Kim also said the North was deliberately modulating the level of aggression in its messaging to the United States, as testified by the later deletion of a phrase in an English language state media report that originally said Pyongyang would “retaliate without an inch of consideration” if the United States threatened its independence and livelihood.
Regarding whether the weapon tested may have been a missile, the NIS deputy deferred a response saying an analysis was still ongoing, but added that the rocket’s physical appearance suggested it was purposed to strike at targets on the ground.
In addition to a general silence on the matter from the presidential office, the South Korean government has shown total restraint in dealing with the launches.
In a regular press briefing, Choi Hyun-soo, the Defense Ministry spokesperson, on Tuesday called the North’s launches “very alarming” in that they undermined a joint pledge made by both Koreas to work towards diminishing military tensions in an agreement signed by defense chiefs at the third inter-Korean summit in Pyongyang on Sept. 19.
While Choi said the letter of that agreement does not explicitly ban the kind of tests undertaken Saturday, they contradicted a mutual written understanding between the two sides on the necessity of reducing tensions.

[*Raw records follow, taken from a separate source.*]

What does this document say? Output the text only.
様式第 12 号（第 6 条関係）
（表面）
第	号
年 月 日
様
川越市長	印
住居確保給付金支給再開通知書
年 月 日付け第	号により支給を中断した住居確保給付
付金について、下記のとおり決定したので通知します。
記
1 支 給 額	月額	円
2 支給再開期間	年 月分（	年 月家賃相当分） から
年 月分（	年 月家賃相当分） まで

This was followed by a briefing by a press officer of the South’s Joint Chiefs of Staff who explained that the North’s projectiles flew approximately 70 to 240 kilometers and reached an altitude of 20 to 60 kilometers, which fell short of the typical range of a short-range ballistic missile. This could be one of the reasons why Seoul has shown reluctance to make such a classification.

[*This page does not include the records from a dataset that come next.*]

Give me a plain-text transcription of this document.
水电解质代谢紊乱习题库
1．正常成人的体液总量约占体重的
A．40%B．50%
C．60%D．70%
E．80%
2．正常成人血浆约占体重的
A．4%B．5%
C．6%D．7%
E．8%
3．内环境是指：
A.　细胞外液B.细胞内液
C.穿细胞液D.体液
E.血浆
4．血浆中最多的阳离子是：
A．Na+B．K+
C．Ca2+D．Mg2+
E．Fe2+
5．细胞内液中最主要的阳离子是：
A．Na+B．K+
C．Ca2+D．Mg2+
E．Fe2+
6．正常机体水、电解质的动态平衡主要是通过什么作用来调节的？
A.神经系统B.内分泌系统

Military analysts, however, have a much less sunnier view of the North’s tests.
In South Korea, a host of military experts said the new tactical weapon fired by the North resembled the 9K720 Iskander, also known as SS-26 Stone, a Russian short-range ballistic missile system that Pyongyang first displayed mounted on transporter erector launchers (TEL) in a military parade last February. Footage from Saturday’s launch showed an Iskander-like rocket launched vertically from a TEL like those seen in the parade.

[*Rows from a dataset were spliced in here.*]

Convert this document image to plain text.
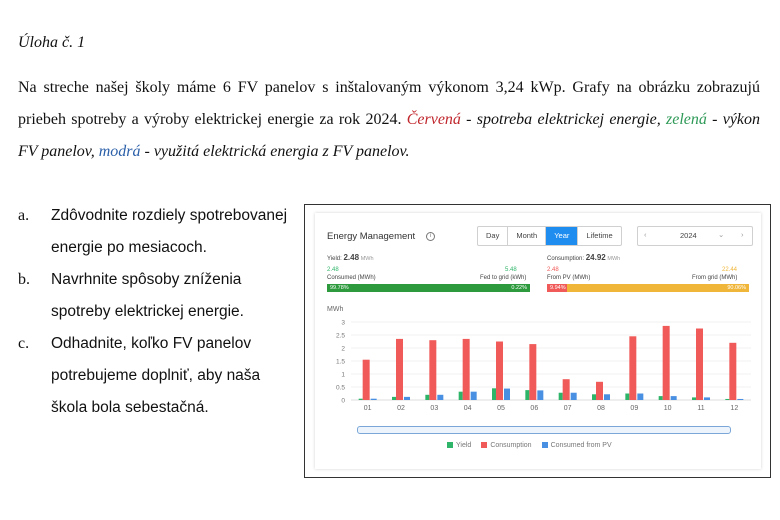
Úloha č. 1
Na streche našej školy máme 6 FV panelov s inštalovaným výkonom 3,24 kWp. Grafy na obrázku zobrazujú priebeh spotreby a výroby elektrickej energie za rok 2024. Červená - spotreba elektrickej energie, zelená - výkon FV panelov, modrá - využitá elektrická energia z FV panelov.
a.	Zdôvodnite rozdiely spotrebovanej energie po mesiacoch.
b.	Navrhnite spôsoby zníženia spotreby elektrickej energie.
c.	Odhadnite, koľko FV panelov potrebujeme doplniť, aby naša škola bola sebestačná.
Energy Management	i	Day	Month	Year	Lifetime	‹	2024	⌄ ›
Yield: 2.48 MWh
2.48
Consumed (MWh)
5.48
Fed to grid (kWh)
99.78%	0.22%
Consumption: 24.92 MWh
2.48
From PV (MWh)
22.44
From grid (MWh)
9.94%	90.06%
MWh
0
0.5
1
1.5
2
2.5
3
01	02	03	04	05	06	07	08	09	10	11	12
Yield	Consumption	Consumed from PV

The Iskander is known to be a sophisticated surface-to-surface missile system equipped with the capacity to fly at low altitudes that allows it to evade some of the most advanced missile defense systems from the United States. While the missile’s operational range is believed to be around 400 to 500 kilometers, North Korea may have modified its version of the weapon to reduce the range to around 240 kilometers for Saturday’s test.
Jeffrey Lewis, director of the East Asia Nonproliferation Program at the Middlebury Institute, backed up the likelihood of a SRBM launch in a phone conversation with the JoongAng Ilbo on Monday, saying the satellite images his institute obtained on the launch showed the North possessed a “serious capability” to strike almost any target within the Korean Peninsula.